As Hurricane Irene approached Long Island last weekend, a group of Napeague homeowners—and a fair number of random passersby—undertook an effort to stop the storm-driven seas from flooding into their neighborhood.
On Friday afternoon, a couple of dozen homeowners and several other local residents and visitors built a wall of sandbags, 450 in all, across the access cut through the dunes at the end of Atlantic Drive.
“It was a fantastic thing, such a coming together,” said Marine Satinsky, who lives in the low-lying shorefront neighborhood and helped with the sandbagging. “There were people from Springs there helping, people’s houseguests from out of town. People wanted to be a part of helping out, I think.”

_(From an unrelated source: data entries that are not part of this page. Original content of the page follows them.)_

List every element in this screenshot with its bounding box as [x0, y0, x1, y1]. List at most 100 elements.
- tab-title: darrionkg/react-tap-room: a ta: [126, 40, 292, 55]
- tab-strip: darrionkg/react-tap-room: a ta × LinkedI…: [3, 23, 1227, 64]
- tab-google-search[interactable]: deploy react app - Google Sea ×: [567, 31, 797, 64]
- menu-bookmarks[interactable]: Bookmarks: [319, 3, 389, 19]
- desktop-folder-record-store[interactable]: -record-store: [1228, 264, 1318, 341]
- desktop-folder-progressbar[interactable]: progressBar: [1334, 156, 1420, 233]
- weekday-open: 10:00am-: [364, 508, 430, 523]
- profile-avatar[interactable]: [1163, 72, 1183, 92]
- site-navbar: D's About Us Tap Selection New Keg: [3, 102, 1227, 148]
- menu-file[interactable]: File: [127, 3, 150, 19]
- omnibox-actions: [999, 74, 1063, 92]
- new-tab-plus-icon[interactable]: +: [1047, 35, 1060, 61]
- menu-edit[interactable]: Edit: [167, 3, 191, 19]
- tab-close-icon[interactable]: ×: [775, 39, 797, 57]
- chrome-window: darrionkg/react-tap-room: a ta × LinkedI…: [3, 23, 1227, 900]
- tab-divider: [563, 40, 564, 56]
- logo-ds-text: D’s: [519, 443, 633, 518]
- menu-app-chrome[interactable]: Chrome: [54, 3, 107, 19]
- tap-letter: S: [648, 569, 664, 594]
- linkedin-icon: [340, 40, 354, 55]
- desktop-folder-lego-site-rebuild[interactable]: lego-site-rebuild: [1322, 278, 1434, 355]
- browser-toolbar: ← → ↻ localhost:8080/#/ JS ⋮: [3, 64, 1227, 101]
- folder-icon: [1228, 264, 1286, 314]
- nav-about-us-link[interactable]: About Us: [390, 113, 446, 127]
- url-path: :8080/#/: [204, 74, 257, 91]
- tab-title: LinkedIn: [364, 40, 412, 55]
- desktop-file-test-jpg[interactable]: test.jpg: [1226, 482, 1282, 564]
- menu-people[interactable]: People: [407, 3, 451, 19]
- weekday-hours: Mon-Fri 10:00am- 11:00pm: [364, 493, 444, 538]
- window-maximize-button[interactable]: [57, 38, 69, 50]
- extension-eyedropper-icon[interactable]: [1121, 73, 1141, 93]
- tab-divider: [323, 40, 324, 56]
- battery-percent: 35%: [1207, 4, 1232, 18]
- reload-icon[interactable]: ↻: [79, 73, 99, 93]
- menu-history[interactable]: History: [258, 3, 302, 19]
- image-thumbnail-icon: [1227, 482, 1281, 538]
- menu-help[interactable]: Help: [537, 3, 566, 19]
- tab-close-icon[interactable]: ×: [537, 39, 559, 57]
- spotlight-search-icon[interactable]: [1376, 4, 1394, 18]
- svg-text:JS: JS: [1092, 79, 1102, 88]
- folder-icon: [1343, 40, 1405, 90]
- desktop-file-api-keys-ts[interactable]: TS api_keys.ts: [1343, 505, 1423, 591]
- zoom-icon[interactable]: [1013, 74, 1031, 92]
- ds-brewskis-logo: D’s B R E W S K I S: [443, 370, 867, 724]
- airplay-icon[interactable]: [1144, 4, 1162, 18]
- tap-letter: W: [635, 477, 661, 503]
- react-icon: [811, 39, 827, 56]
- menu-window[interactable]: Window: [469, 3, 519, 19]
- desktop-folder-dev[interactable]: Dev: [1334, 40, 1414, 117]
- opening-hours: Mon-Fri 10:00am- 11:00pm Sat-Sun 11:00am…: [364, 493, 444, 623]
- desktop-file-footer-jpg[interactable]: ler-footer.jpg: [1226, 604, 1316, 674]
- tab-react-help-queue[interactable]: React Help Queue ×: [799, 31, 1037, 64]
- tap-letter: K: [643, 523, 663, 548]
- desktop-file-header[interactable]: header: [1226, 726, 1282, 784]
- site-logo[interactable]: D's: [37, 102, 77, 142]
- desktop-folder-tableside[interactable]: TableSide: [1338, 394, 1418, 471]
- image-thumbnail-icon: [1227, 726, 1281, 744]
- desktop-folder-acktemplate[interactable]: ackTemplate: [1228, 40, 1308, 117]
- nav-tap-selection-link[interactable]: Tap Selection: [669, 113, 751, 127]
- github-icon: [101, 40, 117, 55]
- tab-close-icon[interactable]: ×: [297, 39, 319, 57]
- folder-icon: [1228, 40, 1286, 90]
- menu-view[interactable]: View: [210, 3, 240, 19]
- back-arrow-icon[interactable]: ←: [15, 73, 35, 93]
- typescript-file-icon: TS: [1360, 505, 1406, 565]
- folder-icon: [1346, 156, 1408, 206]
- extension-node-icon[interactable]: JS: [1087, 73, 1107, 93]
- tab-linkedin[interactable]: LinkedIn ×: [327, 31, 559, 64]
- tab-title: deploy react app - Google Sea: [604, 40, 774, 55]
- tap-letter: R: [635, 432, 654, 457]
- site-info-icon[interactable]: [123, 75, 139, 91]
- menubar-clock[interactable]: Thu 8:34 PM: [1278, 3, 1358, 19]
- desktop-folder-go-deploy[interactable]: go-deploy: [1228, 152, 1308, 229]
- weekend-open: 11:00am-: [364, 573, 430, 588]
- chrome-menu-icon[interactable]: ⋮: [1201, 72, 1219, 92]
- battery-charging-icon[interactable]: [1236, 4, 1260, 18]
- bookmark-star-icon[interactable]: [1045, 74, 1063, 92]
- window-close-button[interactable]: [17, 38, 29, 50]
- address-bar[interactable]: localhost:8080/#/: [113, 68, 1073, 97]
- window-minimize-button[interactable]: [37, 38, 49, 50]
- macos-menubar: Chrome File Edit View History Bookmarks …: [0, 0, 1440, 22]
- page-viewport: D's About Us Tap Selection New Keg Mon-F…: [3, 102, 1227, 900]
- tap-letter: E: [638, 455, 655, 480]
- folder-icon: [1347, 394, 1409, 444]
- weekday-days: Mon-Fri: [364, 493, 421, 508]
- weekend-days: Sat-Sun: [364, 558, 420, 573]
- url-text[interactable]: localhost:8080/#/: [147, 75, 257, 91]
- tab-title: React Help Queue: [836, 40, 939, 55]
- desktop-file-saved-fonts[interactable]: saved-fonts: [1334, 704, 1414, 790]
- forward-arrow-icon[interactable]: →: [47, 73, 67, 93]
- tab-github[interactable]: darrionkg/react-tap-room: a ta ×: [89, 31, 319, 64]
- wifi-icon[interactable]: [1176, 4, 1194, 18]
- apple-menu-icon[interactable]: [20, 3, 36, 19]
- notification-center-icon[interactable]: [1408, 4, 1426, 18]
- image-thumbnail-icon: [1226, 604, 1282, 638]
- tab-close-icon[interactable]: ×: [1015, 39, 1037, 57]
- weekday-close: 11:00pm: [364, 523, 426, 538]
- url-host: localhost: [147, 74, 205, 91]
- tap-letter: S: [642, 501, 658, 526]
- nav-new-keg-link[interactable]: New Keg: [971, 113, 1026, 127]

It was the second time in as many years that the neighborhood undertook the effort, which was organized by the local homeowners association and included almost every resident who was in town, Ms. Satinsky’s husband, Dan, said. Last year, as Hurricane Earl threatened the South Fork—ultimately breezing past with nary a stiff gust—a similar group piled the sandbags in the gap.
This time around, their effort was not entirely in vain. During the height of Irene’s diminished fury on Sunday morning, the ocean blasted into the sandbag wall. The rushing water washed over the wall at times, even taking off the top couple of layers of bags and scattering them in the road. A thin stream of foamy sea water washed down the street. But the sandbag wall did seem to hold back the full onrush.
“There’s no question that it prevented a large amount of water from coming in,” Charles Gayner said from the deck of a house overlooking the sandbag wall, which was still largely intact and in place on Tuesday morning. “The effort was wonderful. People were just showing up and saw us working, and I guess they missed their morning workouts, so they jumped in to help.”
Many of the bags were leftovers from last year’s effort, stored for just such a return engagement by Mother Nature. Those that remain from the tussle with Irene will be similarly stockpiled, since residents say they know it won’t be the last time the ocean threatens them.
“Starting to feel like we will have a storm during our week every year,” said Mr. Gayner’s wife, Rachel Ehrlich, of her family’s annual vacation at the house her relatives have owned for 40 years. “It’s hurricane season.”